Government oversight is simply not as thorough here as it is in northern countries. The major salmon producers insist they are working hard to address the environmental issues, implementing a clean water standard.

Today the most modern farms use an elaborate system of feed tubes to send the feed pellets into the fish pens. At a farm we visited, feed amounts are carefully regulated by an operator on the shore using computers and underwater cameras so that the flow of feed can stop when the fish stop eating.

And then there are the health questions.

Salmon meat is orange in the wild, but they have to be fed nutrients in the farms to attain that color. SalmonChile's Infante insists that the nutrient is a natural substance and not food coloring.

Because the salmon live in such close quarters, they are sometimes fed antibiotics to quell disease outbreaks. The industry insists that such feedings are rare and that the drugs are flushed from the system to meet U.S. standards before they send the fish to market.

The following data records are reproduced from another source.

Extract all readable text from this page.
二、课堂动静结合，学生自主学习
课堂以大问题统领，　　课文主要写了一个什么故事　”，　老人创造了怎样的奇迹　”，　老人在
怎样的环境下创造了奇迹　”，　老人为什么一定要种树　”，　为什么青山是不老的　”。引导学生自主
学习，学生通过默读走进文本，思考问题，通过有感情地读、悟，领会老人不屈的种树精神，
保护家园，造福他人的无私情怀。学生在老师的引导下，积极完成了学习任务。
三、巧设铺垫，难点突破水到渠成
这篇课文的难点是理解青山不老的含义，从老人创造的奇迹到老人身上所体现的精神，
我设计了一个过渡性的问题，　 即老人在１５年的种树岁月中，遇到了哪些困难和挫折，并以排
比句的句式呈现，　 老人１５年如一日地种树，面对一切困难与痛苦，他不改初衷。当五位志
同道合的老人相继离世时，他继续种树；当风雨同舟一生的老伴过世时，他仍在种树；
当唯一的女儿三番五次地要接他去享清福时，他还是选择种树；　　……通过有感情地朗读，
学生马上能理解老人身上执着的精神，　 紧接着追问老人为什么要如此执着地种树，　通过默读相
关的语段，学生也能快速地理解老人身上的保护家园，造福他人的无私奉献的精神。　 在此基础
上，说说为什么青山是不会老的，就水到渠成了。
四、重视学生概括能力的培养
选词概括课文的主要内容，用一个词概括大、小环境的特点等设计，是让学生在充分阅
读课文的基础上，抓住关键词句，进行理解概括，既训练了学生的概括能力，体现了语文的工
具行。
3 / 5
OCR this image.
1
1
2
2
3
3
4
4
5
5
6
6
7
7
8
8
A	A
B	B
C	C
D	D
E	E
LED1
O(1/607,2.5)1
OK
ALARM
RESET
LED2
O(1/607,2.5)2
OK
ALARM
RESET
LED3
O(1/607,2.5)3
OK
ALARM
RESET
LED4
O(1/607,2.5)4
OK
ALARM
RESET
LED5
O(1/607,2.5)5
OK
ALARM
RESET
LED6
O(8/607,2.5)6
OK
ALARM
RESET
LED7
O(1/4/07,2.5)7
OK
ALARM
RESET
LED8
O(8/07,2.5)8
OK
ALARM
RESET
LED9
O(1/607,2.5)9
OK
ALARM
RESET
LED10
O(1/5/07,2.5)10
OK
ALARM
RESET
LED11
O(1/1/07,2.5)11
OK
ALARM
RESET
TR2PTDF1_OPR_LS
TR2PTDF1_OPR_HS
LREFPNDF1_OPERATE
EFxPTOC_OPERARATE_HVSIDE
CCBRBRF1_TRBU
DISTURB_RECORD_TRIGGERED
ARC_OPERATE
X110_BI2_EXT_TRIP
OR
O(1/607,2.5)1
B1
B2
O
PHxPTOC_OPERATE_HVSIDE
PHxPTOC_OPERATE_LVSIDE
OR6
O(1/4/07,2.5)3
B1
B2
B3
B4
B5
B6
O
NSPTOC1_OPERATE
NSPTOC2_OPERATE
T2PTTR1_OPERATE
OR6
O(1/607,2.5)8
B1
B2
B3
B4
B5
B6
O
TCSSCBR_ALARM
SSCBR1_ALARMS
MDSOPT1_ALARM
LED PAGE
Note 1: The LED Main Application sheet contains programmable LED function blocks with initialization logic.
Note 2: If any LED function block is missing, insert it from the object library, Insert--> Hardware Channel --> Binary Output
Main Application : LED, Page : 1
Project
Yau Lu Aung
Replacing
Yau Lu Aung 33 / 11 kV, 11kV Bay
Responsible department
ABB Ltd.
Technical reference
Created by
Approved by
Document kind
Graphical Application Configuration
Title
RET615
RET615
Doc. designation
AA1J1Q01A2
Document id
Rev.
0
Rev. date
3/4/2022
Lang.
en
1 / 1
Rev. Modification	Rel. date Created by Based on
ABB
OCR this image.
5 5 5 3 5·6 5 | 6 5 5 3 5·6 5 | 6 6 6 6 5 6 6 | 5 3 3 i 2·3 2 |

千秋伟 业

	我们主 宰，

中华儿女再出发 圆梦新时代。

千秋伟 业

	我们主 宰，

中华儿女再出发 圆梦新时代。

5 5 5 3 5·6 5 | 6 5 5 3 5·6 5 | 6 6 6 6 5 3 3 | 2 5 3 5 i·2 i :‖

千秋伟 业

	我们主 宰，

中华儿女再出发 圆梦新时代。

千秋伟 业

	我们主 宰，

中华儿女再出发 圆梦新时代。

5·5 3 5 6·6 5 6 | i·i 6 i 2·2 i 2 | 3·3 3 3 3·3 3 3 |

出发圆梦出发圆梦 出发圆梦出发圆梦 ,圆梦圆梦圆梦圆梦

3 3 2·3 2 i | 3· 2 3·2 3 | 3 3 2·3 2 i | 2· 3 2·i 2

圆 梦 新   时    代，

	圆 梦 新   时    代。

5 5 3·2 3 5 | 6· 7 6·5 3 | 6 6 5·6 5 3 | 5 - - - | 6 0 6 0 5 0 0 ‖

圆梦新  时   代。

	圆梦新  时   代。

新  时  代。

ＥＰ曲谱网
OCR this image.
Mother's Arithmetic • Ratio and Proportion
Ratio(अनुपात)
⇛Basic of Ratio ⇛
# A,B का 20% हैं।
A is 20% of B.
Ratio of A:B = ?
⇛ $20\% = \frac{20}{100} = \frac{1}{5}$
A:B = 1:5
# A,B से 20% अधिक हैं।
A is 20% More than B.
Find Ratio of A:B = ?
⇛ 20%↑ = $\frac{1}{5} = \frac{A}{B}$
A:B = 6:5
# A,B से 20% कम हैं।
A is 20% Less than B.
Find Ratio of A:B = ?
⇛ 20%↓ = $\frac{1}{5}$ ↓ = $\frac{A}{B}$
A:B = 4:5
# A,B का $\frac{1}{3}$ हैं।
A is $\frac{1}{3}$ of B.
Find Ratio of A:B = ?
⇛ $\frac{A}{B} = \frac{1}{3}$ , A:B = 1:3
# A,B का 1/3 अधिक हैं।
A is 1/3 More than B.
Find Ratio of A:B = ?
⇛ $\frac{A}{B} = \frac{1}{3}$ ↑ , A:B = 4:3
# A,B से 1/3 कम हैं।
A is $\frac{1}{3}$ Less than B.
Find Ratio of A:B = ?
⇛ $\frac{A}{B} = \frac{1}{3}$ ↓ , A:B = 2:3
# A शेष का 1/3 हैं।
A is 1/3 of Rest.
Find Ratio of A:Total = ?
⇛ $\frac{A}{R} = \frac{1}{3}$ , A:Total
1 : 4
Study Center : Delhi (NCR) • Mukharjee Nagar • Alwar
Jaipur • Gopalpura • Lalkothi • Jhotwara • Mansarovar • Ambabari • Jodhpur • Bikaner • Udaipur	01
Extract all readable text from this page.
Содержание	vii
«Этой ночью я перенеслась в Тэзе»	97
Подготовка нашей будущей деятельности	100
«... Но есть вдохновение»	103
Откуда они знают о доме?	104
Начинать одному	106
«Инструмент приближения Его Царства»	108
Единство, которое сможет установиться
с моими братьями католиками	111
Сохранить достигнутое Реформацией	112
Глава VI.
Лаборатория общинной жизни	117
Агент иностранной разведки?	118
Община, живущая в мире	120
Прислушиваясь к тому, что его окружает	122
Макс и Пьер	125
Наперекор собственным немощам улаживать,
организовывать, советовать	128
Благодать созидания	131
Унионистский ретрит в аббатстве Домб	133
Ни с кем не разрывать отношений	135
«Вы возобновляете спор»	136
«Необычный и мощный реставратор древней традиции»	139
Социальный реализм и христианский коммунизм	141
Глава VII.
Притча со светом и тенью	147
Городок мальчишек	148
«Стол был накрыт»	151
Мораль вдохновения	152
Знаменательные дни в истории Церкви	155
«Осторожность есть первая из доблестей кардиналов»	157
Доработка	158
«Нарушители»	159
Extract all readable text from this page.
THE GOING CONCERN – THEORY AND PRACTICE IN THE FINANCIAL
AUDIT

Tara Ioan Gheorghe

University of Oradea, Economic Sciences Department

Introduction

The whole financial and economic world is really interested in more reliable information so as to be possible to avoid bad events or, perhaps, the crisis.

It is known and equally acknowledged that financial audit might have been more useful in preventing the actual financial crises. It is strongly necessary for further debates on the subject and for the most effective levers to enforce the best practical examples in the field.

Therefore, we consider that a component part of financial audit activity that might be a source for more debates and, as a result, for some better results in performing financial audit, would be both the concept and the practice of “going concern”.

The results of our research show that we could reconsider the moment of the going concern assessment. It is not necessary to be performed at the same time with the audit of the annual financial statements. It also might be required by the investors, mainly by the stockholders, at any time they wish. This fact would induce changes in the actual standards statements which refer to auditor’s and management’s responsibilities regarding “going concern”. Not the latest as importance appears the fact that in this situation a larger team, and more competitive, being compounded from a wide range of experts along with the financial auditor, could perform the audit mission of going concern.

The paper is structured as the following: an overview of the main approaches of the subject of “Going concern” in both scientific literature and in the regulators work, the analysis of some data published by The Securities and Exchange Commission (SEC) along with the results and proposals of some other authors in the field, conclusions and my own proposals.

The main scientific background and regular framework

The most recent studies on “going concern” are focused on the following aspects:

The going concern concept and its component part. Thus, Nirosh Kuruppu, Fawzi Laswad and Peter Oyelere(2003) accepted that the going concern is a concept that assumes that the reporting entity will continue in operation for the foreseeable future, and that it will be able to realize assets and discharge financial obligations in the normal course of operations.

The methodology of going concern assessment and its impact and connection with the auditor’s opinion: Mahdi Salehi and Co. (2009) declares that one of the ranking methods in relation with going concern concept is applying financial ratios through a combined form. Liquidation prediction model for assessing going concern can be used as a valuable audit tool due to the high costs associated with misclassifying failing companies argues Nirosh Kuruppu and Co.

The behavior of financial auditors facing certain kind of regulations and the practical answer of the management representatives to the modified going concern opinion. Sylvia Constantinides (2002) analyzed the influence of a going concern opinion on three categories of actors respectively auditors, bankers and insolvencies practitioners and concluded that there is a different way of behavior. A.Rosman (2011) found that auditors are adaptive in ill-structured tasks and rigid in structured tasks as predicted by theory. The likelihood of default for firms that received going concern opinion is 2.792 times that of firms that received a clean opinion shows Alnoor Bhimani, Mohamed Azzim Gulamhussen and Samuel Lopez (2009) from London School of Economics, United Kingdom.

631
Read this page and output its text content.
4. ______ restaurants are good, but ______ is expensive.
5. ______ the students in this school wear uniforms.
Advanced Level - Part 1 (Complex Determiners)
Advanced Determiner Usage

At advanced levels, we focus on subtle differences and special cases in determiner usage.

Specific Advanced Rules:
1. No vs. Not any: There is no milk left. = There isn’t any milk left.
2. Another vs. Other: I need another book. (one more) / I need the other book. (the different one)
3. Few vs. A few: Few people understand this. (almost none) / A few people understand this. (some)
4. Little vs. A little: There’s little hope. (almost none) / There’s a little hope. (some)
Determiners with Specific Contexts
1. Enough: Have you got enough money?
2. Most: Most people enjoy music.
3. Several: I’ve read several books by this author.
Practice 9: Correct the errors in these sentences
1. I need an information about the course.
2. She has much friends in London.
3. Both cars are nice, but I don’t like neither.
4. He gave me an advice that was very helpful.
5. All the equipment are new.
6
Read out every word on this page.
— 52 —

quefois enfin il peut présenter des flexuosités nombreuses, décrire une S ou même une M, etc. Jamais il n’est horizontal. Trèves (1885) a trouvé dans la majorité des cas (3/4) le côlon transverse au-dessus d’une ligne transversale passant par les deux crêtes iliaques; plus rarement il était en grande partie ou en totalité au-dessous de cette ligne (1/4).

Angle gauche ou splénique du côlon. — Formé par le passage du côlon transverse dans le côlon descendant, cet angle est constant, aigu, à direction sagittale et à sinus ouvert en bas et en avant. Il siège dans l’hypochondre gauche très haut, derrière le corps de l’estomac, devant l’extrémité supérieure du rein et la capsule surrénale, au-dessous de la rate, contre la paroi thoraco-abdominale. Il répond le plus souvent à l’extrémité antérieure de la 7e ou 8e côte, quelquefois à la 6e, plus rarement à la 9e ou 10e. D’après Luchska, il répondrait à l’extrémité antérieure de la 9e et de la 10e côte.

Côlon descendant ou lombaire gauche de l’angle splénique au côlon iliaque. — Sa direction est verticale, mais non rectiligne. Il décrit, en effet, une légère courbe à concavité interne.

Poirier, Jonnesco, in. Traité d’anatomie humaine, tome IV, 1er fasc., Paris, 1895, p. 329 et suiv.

A recent Pew Foundation study confirmed that farmed salmon from Chile is healthier than farmed salmon from the North Atlantic or North Pacific, largely because the food the fish eat comes from waters that are so pure.

To make his point, Infante digs into a bag of fish meal and starts eating the pellets.

"It's a healthy food," he says with a smile.

He offers me a taste. I try it. The salmon may like it, but I don't.

Around us silvery salmon are flying through the air splashing as they land.

The oceans simply can't produce enough wild fish to satisfy the world's appetite in the 21st century. And so in a global economy that knows no borders, a fish from the far north has found new life here in the far south.